In a normal dinner, Mrs. Pontelier gets news that Robert is to leave to Mexico that same evening. She had just spent the whole day with Robert and he never mentioned anything of this sort. The news come as a shock and her only reaction is to seem busy with housework and her children. Already knowing that Mrs.Pontelier isn’t that devoted to her “womanly duties”, the reader can infer that she in only doing this to keep her mind off the fact that her confidant is leaving. Robert is not just a friend to Mrs. Pontelier, he treats her in a way that no other man has ever treated her and she acknowledges this. One could compare their relationship to that of two teenagers falling in love since the chemistry between these two characters is undeniable.

Mrs. Pontelier seems to want to avoid dealing with this issue as long as possible. When asked to sit with Mrs. Lebrun until Robert leaves she fakes being sick and when Mrs. Ratignolle comes by to check on her, she does not accompany her back to be with the others. The news are a shock to Mrs. Pontelier and she does not really confront the issue until Robert himself comes to bid her goodbye. They have a very superficial conversation about the heat and when he would be back but you can tell that Robert is holding back what he really wants to say in page 89 when he stops himself and abruptly begins to tell her goodbye. Not only is this goodbye distant and as Mrs. Pontelier describes it “unlike Robert”, it is quick and one could say it is the worst goodbye a person could give.

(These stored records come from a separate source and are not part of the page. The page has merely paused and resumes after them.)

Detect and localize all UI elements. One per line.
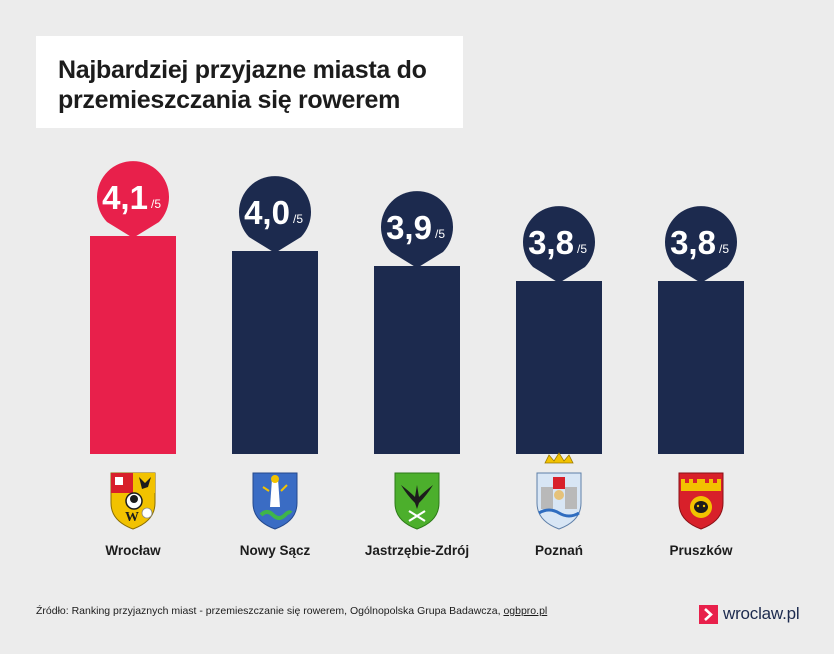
brand-name: wroclaw.pl <box>723 604 800 623</box>
chevron-right-icon <box>699 604 718 624</box>
value-label-3: 3,8 <box>528 224 574 261</box>
value-suffix-2: /5 <box>435 227 445 241</box>
value-label-0: 4,1 <box>102 179 148 216</box>
category-label-0: Wrocław <box>105 543 161 558</box>
value-label-1: 4,0 <box>244 194 290 231</box>
value-suffix-3: /5 <box>577 242 587 256</box>
jastrzebie-zdroj-crest-icon <box>394 472 440 530</box>
value-suffix-4: /5 <box>719 242 729 256</box>
chart-title: Najbardziej przyjazne miasta do przemies… <box>58 56 427 114</box>
category-label-4: Pruszków <box>669 543 733 558</box>
value-label-4: 3,8 <box>670 224 716 261</box>
poznan-crest-icon <box>536 452 582 530</box>
brand-logo[interactable]: wroclaw.pl <box>699 600 800 628</box>
source-note: Źródło: Ranking przyjaznych miast - prze… <box>36 605 547 617</box>
value-pin-4 <box>665 206 737 283</box>
value-pin-2 <box>381 191 454 268</box>
title-box: Najbardziej przyjazne miasta do przemies… <box>36 36 463 128</box>
value-pin-0 <box>97 161 170 238</box>
bar-1 <box>232 251 318 454</box>
bar-chart: 4,1/5 W Wrocław 4,0/5 Nowy Sącz 3,9/5 Jastrzęb… <box>90 161 744 558</box>
value-suffix-0: /5 <box>151 197 161 211</box>
pruszkow-crest-icon <box>678 472 724 530</box>
bar-4 <box>658 281 744 454</box>
bar-2 <box>374 266 460 454</box>
value-label-2: 3,9 <box>386 209 432 246</box>
value-pin-3 <box>523 206 595 283</box>
source-link[interactable]: ogbpro.pl <box>503 605 548 617</box>
source-text: Źródło: Ranking przyjaznych miast - prze… <box>36 605 504 617</box>
category-label-3: Poznań <box>535 543 583 558</box>
svg-text:W: W <box>125 510 139 525</box>
value-pin-1 <box>239 176 311 253</box>
nowy-sacz-crest-icon <box>252 472 298 530</box>
wroclaw-crest-icon: W <box>110 472 156 530</box>
category-label-1: Nowy Sącz <box>240 543 311 558</box>
value-suffix-1: /5 <box>293 212 303 226</box>
bar-3 <box>516 281 602 454</box>
category-label-2: Jastrzębie-Zdrój <box>365 543 469 558</box>
bar-0 <box>90 236 176 454</box>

What is really interesting about this goodbye is Mrs. Ponteliers thoughts after Robert departs:

“The present alone was significant; was hers, to torture her as it was doing then with the biting conviction that she had lost that which she had held, that she had been denied that which her impassioned, newly awakened being demanded.” (Chapter XV, page 90)

With this, Chopin is implying that her present is more significant than both her past and future because, while she can’t change the past, her present might change the future. She rather not worry about the future but think about the present because it is torturing her in a way that only understandable to her because what just happened is meaningful to her. This person who had been making her feel so much even if she didn’t notice it, abruptly leaves and it is now that she understands what it is that is making her come alive or “awakened”.

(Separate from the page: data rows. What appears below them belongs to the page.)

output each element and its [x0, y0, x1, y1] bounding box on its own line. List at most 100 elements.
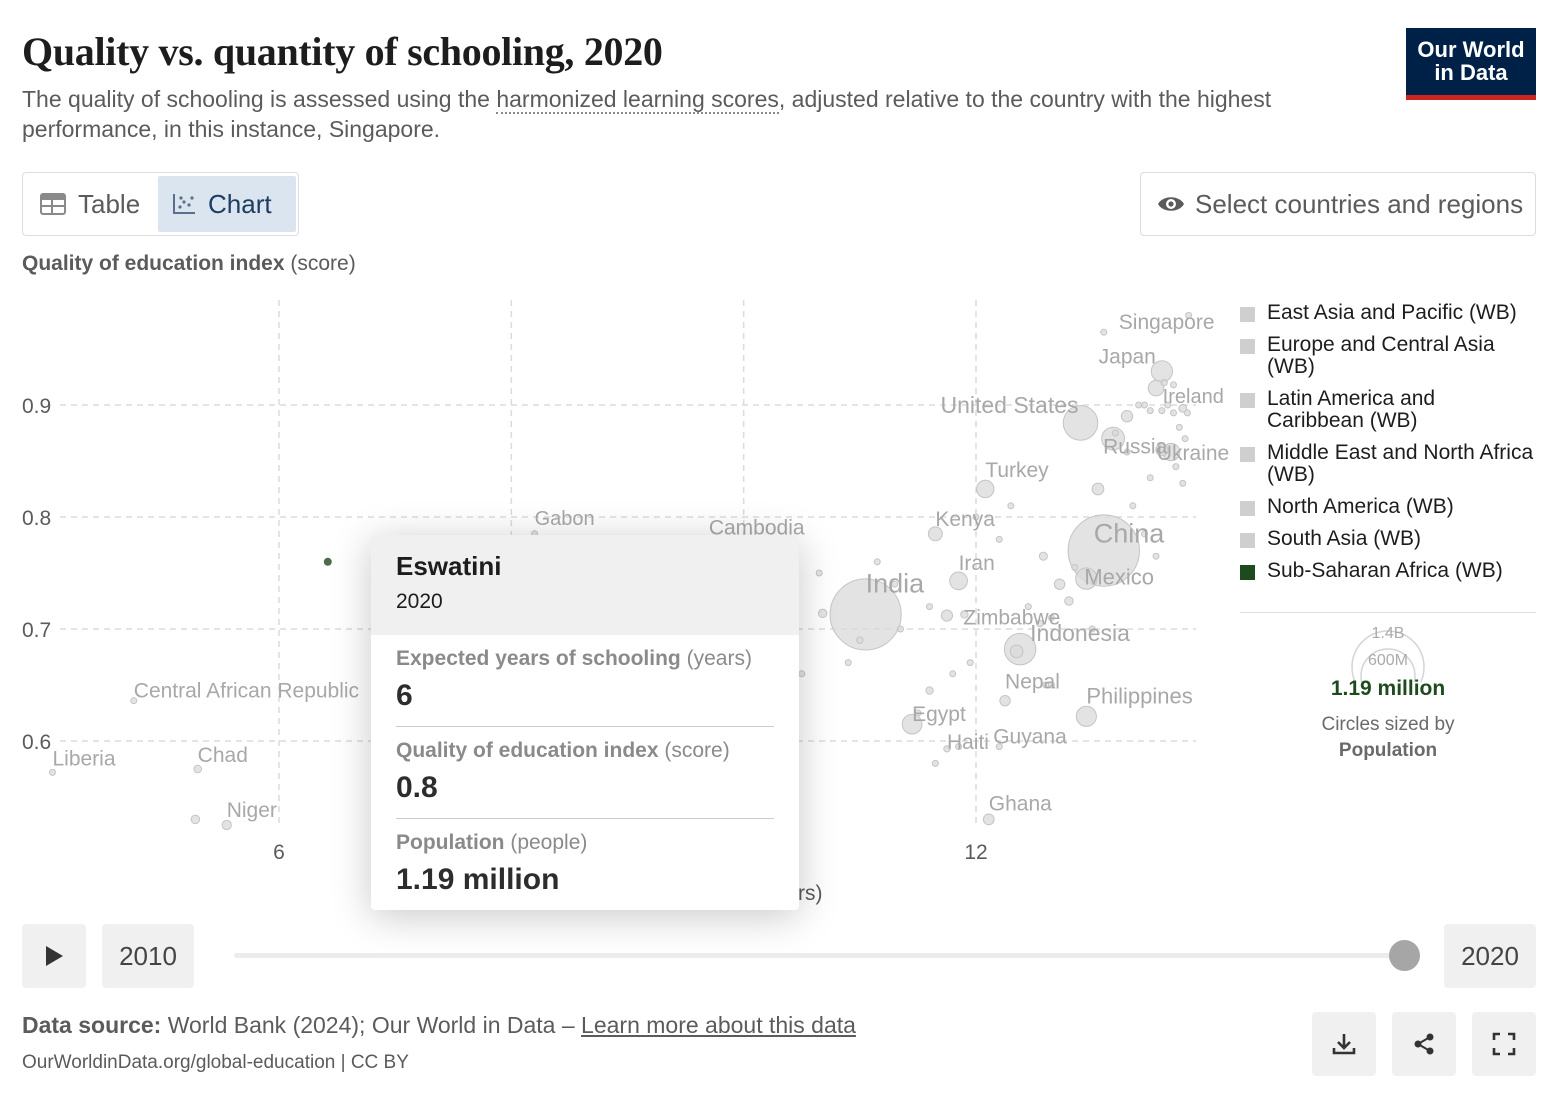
tooltip-value: 0.8 [396, 771, 438, 804]
point-label: India [866, 568, 926, 598]
legend-item[interactable]: North America (WB) [1240, 496, 1536, 518]
point-label: China [1094, 519, 1166, 549]
point-label: Turkey [985, 459, 1049, 482]
point-label: Japan [1099, 345, 1156, 368]
timeline-end-year[interactable]: 2020 [1444, 924, 1536, 988]
harmonized-learning-scores-link[interactable]: harmonized learning scores [496, 86, 779, 114]
timeline-handle[interactable] [1389, 940, 1420, 971]
subtitle-text-end: , adjusted relative to the country with … [22, 86, 1272, 142]
bubble [949, 670, 957, 678]
tooltip-label-unit: (score) [658, 739, 730, 762]
bubble-liberia [48, 768, 56, 776]
view-tabs: Table Chart [22, 172, 299, 236]
bubble [1053, 578, 1066, 590]
bubble [1024, 603, 1032, 611]
bubble [1071, 563, 1079, 571]
tab-table[interactable]: Table [26, 176, 156, 232]
download-icon [1332, 1034, 1356, 1055]
play-button[interactable] [22, 924, 86, 988]
legend-swatch [1240, 533, 1255, 548]
bubble [844, 659, 852, 667]
bubble-india [829, 578, 902, 651]
highlighted-point-eswatini [323, 557, 332, 566]
y-axis-title-text: Quality of education index [22, 252, 285, 275]
y-axis-unit: (score) [284, 252, 356, 275]
timeline-track[interactable] [234, 953, 1404, 958]
select-countries-button[interactable]: Select countries and regions [1140, 172, 1536, 236]
bubble [914, 709, 922, 717]
bubble-mexico [1075, 567, 1098, 590]
bubble-turkey [976, 479, 995, 499]
point-label: Chad [198, 744, 248, 767]
share-button[interactable] [1392, 1012, 1456, 1076]
tooltip-row: Quality of education index (score) 0.8 [396, 727, 774, 819]
bubble [1158, 407, 1166, 415]
fullscreen-button[interactable] [1472, 1012, 1536, 1076]
tab-chart[interactable]: Chart [158, 176, 296, 232]
point-label: Mexico [1084, 565, 1154, 590]
tooltip-row: Expected years of schooling (years) 6 [396, 635, 774, 727]
bubble-singapore [1100, 328, 1108, 336]
bubble [1140, 401, 1148, 409]
learn-more-link[interactable]: Learn more about this data [581, 1012, 856, 1038]
legend-item[interactable]: Latin America and Caribbean (WB) [1240, 388, 1536, 432]
bubble [1048, 614, 1056, 622]
point-label: Russia [1103, 436, 1168, 459]
download-button[interactable] [1312, 1012, 1376, 1076]
bubble [190, 814, 201, 825]
point-label: Ghana [989, 792, 1052, 815]
bubble [931, 759, 939, 767]
legend-label: Sub-Saharan Africa (WB) [1267, 559, 1503, 582]
y-axis-title: Quality of education index (score) [22, 252, 356, 276]
legend-item[interactable]: East Asia and Pacific (WB) [1240, 302, 1536, 324]
tooltip-label-unit: (people) [504, 831, 588, 854]
subtitle-text: The quality of schooling is assessed usi… [22, 86, 497, 112]
tooltip-label-text: Quality of education index [396, 739, 659, 762]
legend-item[interactable]: Europe and Central Asia (WB) [1240, 334, 1536, 378]
legend-swatch [1240, 501, 1255, 516]
bubble-central-african-republic [130, 697, 138, 705]
bubble [1048, 681, 1056, 689]
bubble-iran [949, 571, 968, 591]
scatter-plot[interactable]: 0.6 0.7 0.8 0.9 6 12 Singapore Japan Ireland Unit… [0, 280, 1240, 920]
bubble [873, 558, 881, 566]
legend-item[interactable]: South Asia (WB) [1240, 528, 1536, 550]
timeline-start-year[interactable]: 2010 [102, 924, 194, 988]
legend-item[interactable]: Sub-Saharan Africa (WB) [1240, 560, 1536, 582]
source-url[interactable]: OurWorldinData.org/global-education | CC… [22, 1052, 409, 1073]
tooltip-value: 1.19 million [396, 863, 560, 896]
legend-label: South Asia (WB) [1267, 527, 1422, 550]
point-label: Liberia [52, 747, 115, 770]
bubble [995, 535, 1003, 543]
owid-logo[interactable]: Our World in Data [1406, 28, 1536, 100]
bubble [1135, 401, 1143, 409]
x-tick-label: 12 [964, 841, 987, 864]
bubble [1178, 403, 1188, 413]
point-label: Ukraine [1157, 442, 1229, 465]
bubble [1147, 379, 1165, 397]
bubble [1160, 378, 1168, 387]
size-label-medium: 600M [1367, 652, 1409, 669]
bubble-nepal [999, 694, 1011, 707]
tooltip-label-text: Population [396, 831, 505, 854]
legend-label: East Asia and Pacific (WB) [1267, 301, 1517, 324]
legend-swatch [1240, 339, 1255, 354]
x-tick-label: 6 [273, 841, 285, 864]
legend-item[interactable]: Middle East and North Africa (WB) [1240, 442, 1536, 486]
bubble-guyana [995, 743, 1003, 751]
bubble [1111, 429, 1119, 437]
point-label: Central African Republic [134, 680, 359, 703]
tooltip-header: Eswatini 2020 [371, 535, 799, 635]
tooltip-label-unit: (years) [680, 647, 752, 670]
size-caption-line-2: Population [1338, 740, 1438, 761]
point-label: Nepal [1005, 671, 1060, 694]
bubble [1129, 502, 1137, 510]
legend-swatch [1240, 565, 1255, 580]
point-label: Zimbabwe [963, 606, 1060, 629]
size-caption-line-1: Circles sized by [1321, 714, 1455, 735]
tooltip-label: Quality of education index (score) [396, 739, 774, 763]
bubble [1181, 435, 1189, 443]
logo-line-1: Our World [1417, 37, 1525, 62]
tab-table-label: Table [78, 188, 141, 219]
tooltip-row: Population (people) 1.19 million [396, 819, 774, 910]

This ties back to the idea that we don’t really appreciate something until it is gone. She describes herself as having “symptoms of infatuation” which she had felt in her youth and hadn’t felt them since. To put it in a seemingly cliché form, she is feeling butterflies. Mrs. Pontelier doesn’t question her past, doesn’t want to question her future and like she said in the line above, it is the present that is making her notice that which she had not seen. Robert and her are obviously attracted to each other but she had to hold all of this in and that is what ultimately makes her want to be with him, that infatuating feeling that she doesn’t feel with any other man, and losing that feeling, is one of the hardest things anyone could go through.